Petrolden kazanılan milyarlarca dolar burada emlakçıları zengin ediyor.
2011 verilerine göre İngiltere de tam 114 bin 500 seçkin, sosyete milyarder Arap yaşıyor. "Tanrı Kraliçe'yi korusun"diye slogan atan İngilizler'in Başbakanları da "Tanrı Şeyhleri korusun" diye dua ediyor.
Geliyor bir Arap petrol şeyhi Arsenal'i satın alıyor. Sadece Arsenal Stadı'nın isim hakkına Emirates Havayolları'ndan 100 milyon sterlin geliyor.
Birleşik Arap Emirlikleri kraliyet ailesi 210 milyon pound ödeyerek Manchester City'e patron oluyor, sadece transfere 100 milyon sterlin ayırıyor.
En zengin kulüp başkanı Chelsea'nin Yahudi Patronu Abromowich'di.
İngiltere liginde en zengin ünvanını 1 trilyon dolarlık servetiyle Birleşik Arap Emirlikleri Kraliyet ailesi aldı.
Londra ve New York'a Müslüman Araplar'ın petrol kuyularından çıkan milyar dolarları akıyor.
2008'de Araplar'ın petrol geliri 465 milyar dolardı. 2010'da ham petrolden kasalarına 450 milyar dolar girdi.
2011'de ise 11 petrol ihraç eden Arap ülkesinin geliri 624.8 milyar dolara yükseldi.
2012'de rakamlar 1.2 trilyon dolara çıktı.
Onun içindir Londra'nın en sosyetik iki semtinde yaşayanlar içinde Arap nüfusu birinci sırayı alıyor.
Kralların, şeyhlerin çocukları İngiliz okullarında okuyup en zengin semtlerde alışverişe çıkıyor, bir mağazadan 100 bin sterlin boşaltarak ayrılıyor.
Hem petrollerini çıkarıyor İngilizler, hem de en çok payı alıyor kuyulardan.
Ve Araplar'a bıraktıkları paraları da Londra'da geri alıyorlar.
Lordlar kamarasının her toplantsı kilise tarafından atanan 26 psikoposun duasıyla başlarken, Londra sosyetesi Araplar için de tam 85 Şeriat mahkemesi kuruluyor.
İngiliz aklı Arap parasını soyup soğana çevirmek için her yolu deniyor.
Sadece Körfez İşbirliği Konseyi'ne üye 6 Arap ülkesinin 2012 bütçe fazlalığı tam 558 milyar dolardı.

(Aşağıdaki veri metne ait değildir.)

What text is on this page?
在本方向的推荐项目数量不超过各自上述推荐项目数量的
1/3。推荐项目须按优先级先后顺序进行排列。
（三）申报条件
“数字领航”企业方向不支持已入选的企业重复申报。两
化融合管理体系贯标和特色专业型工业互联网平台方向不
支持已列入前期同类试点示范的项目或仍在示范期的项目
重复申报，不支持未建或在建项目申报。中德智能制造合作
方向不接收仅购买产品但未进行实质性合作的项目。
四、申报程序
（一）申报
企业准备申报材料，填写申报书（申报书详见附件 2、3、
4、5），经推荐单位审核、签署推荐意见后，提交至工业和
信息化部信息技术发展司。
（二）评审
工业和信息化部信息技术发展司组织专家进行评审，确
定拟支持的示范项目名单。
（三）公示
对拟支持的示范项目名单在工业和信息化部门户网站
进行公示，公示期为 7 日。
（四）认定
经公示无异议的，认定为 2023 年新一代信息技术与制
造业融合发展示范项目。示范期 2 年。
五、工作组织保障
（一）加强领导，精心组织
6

Sadece 2012'deki fazlalığı Filistin'e verseler, bugün ortada İsrail diye bir devlet olmazdı.
14 yıl önce Türkiye'nin de Arap ülkelerinden farkı yoktu.
Bizim de tıpkı bugünün Araplarında olduğu gibi kafamızı kuma gömerek yönetiyorlardı.
Tek farkımız petrolümüz yoktu.
Var olan paramızı da bankalarımızı hortumlayarak götürüyorlardı.
Göbekten bağladıkları medyamıza "Aman yeşil sermaye, Arap parası gelmesin, İRTİCA" diye yaygara attıyorlardı.
Borç-faiz batağına gırtlağa kadar sokarak soyuyorlar, köleye çevirip istedikleri İngiliz somunseverini başımıza seçtiriyorlardı..
Bizim de Londra sosyetesinde ağırlanan zenginlerimiz hep vardı. Ve hala var.
Erdoğan "Nerede İslam dünyası" derken aslında sorunun cevabını biliyor.
Londra'dalar, New York'talar, para harcıyorlar.
O paralardan da İsrail'e vergi gidiyor, silah olarak dönüyor.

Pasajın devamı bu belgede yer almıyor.